Tibet's government in exile has said the death toll from the protests
has reached about 140 over the past two weeks, but China's government
restrictions have made it difficult to confirm that number.

Chinese authorities put the death toll at 19 and said most of those
killed were "innocent victims" -- Han Chinese targeted by Tibetans.

"I am deeply saddened by the loss of life in the recent tragic events. I
am aware that some Chinese have also died. I feel for the victims and
their families and pray for them," the Dalai Lama said in his written
statement Friday.

He added that there is an "urgent need to seek a peaceful and mutually
beneficial solution through dialogue. Even at this juncture I have
expressed my willingness to the Chinese authorities to work together to
bring about peace and stability."

He noted repeatedly that he is not a "separatist."
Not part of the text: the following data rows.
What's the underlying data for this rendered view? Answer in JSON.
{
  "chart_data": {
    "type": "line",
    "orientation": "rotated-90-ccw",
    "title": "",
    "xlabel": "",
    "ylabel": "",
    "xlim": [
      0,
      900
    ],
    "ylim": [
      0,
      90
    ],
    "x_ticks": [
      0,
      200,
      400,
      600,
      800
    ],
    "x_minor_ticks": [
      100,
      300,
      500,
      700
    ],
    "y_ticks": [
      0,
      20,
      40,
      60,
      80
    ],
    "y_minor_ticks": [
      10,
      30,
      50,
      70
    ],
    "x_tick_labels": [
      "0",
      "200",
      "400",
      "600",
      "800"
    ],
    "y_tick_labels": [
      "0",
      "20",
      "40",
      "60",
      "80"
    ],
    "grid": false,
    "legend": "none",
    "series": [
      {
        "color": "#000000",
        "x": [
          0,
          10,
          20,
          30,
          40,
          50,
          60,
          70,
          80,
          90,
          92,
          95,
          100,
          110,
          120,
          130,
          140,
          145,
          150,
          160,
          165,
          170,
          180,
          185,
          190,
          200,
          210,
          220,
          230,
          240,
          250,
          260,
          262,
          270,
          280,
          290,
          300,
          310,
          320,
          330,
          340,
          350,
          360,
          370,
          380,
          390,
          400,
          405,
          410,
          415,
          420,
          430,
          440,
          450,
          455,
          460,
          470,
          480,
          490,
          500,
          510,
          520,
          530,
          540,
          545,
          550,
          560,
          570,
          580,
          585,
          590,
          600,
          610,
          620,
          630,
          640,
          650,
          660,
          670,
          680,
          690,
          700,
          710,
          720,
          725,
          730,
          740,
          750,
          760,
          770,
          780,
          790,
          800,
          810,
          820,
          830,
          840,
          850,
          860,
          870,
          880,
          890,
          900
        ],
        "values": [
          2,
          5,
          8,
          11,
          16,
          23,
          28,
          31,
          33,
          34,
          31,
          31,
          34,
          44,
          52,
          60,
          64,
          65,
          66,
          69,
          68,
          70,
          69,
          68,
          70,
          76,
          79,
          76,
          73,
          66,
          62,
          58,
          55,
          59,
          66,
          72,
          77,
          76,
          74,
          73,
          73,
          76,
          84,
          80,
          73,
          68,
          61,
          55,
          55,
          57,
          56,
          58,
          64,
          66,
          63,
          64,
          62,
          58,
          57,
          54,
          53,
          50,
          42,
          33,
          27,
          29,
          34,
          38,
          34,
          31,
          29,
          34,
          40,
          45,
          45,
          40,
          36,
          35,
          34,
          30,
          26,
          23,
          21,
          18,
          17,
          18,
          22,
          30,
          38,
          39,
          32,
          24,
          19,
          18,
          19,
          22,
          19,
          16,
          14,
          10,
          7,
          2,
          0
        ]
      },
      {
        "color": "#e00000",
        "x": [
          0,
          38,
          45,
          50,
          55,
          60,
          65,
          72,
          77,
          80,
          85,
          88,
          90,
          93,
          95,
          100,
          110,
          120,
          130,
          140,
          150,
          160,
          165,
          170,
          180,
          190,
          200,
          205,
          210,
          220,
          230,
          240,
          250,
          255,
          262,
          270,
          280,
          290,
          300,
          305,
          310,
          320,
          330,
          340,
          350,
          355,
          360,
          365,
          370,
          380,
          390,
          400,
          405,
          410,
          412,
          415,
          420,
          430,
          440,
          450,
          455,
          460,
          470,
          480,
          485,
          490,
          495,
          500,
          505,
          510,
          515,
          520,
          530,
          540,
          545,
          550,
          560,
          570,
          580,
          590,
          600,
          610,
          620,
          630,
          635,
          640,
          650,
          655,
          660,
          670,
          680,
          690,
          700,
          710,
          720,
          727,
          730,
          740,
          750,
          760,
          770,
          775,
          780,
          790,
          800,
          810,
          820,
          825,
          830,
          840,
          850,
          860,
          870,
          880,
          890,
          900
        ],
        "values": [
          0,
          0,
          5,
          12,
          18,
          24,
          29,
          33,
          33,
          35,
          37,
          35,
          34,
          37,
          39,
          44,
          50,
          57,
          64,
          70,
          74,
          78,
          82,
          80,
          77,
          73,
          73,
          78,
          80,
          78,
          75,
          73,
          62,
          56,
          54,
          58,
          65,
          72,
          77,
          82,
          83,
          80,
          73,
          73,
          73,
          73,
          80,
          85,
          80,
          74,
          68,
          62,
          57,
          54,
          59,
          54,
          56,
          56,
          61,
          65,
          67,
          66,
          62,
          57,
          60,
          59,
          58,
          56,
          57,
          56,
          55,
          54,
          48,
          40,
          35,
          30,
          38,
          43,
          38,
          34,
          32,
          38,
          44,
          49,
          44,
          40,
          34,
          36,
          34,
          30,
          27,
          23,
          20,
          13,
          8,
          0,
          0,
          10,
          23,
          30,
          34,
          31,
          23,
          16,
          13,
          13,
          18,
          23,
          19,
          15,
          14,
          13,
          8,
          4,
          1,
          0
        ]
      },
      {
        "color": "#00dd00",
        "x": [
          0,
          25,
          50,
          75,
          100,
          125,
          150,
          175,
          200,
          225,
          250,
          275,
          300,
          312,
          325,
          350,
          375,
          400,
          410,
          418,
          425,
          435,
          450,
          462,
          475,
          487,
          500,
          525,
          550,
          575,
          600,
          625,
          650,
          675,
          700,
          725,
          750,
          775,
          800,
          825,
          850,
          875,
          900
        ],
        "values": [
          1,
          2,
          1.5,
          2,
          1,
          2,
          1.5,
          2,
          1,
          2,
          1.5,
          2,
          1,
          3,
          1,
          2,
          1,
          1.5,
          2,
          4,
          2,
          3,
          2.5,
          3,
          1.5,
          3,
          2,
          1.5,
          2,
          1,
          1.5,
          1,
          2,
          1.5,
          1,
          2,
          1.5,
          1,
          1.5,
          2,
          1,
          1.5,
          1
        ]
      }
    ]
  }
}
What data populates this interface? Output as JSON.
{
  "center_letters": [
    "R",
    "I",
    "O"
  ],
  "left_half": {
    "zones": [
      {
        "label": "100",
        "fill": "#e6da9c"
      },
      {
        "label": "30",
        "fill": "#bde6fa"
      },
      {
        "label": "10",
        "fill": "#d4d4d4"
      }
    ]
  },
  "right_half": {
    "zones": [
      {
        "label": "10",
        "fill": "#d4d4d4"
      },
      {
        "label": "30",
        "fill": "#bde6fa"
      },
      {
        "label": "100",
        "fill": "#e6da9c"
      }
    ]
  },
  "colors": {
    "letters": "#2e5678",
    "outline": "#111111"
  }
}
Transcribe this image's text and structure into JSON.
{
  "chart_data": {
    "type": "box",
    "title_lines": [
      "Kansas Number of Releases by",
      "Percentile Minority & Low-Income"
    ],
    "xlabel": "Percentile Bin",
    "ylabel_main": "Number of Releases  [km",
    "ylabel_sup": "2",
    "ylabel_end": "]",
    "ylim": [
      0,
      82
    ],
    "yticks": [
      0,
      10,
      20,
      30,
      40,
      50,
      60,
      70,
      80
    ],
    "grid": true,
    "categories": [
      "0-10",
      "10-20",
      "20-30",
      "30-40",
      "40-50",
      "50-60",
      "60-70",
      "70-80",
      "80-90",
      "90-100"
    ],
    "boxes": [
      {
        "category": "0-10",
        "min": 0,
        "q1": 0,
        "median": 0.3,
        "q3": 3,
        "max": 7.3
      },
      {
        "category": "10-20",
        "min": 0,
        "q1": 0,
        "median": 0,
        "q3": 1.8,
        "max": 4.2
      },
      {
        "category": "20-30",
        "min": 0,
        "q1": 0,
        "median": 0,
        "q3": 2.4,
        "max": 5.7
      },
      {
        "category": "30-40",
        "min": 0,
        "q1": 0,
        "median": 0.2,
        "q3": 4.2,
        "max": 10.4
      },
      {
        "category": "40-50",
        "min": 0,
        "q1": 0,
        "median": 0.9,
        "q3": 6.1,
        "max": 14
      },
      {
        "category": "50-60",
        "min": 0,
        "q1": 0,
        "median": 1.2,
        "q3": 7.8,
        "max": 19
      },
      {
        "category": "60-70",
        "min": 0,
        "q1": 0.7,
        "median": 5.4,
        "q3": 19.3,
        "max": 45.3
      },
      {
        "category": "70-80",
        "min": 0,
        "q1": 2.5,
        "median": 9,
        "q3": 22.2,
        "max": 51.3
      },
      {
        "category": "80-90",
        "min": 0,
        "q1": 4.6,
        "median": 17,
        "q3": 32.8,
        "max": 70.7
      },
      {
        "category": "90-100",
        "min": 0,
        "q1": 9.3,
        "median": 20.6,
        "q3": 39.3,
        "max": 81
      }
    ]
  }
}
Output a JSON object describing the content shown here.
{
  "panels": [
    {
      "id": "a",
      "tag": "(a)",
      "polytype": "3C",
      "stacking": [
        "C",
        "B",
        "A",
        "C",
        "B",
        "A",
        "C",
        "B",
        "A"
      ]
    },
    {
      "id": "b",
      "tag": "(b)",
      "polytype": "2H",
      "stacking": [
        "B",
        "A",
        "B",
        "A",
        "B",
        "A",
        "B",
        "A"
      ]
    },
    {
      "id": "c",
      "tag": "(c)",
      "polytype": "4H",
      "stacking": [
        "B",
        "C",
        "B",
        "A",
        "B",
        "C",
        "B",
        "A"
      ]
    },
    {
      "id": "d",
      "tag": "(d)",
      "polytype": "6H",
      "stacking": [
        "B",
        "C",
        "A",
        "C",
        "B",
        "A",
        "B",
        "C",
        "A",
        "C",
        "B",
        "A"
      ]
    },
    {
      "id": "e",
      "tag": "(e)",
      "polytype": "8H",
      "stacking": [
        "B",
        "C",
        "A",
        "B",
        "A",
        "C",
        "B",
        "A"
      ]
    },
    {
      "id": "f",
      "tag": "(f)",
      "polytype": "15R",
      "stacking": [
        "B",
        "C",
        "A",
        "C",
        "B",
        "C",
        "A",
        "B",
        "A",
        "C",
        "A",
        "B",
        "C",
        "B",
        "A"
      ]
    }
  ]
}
"Chinese brothers and sisters, I assure you I have no desire to seek
Tibet's separation. Nor do I have any wish to drive a wedge between the
Tibetan and Chinese peoples," he wrote.

Instead, protesters seek "meaningful self-rule" while remaining a part
of China, he added.

And, he said, "despite my repeated support for the Beijing Olympics, the
Chinese authorities, with the intention of creating a rift between the
Chinese people and myself, the Chinese authorities assert that I am
trying to sabotage the games."

The protests -- which began on the 49th anniversary of a failed Tibetan
uprising -- have threatened to overshadow Beijing's role as host of the
Summer Olympic Games in August.

In his statement, the Dalai Lama complained the Chinese state-run
media's coverage "of the recent events in Tibet, using deceit and
distorted images, could sow the seeds of racial tension with
unpredictable long-term consequences. This is of grave concern to me."

China's state-run media, however, have accused some Western news
agencies -- including CNN -- of distorting coverage of the riots to make
China look bad and the protesters look like innocent victims.

A headline Friday on the English Web site of China's official Xinhua
news agency read "'Anti-CNN' Web site reflects Chinese people's
condemnation." The article offered a link to a site in which Chinese
bloggers criticize CNN's coverage.

In a statement, CNN said, "We have provided comprehensive coverage of
all sides of this story," adding that the network's "reputation is based
on reporting global news accurately and impartially." Read the full

Earlier this week, China offered some media organizations -- not
including CNN -- a carefully managed tour of Tibet's capital, but ran
into a public-relations roadblock when a group of Buddhist monks began
screaming protests at a holy shrine.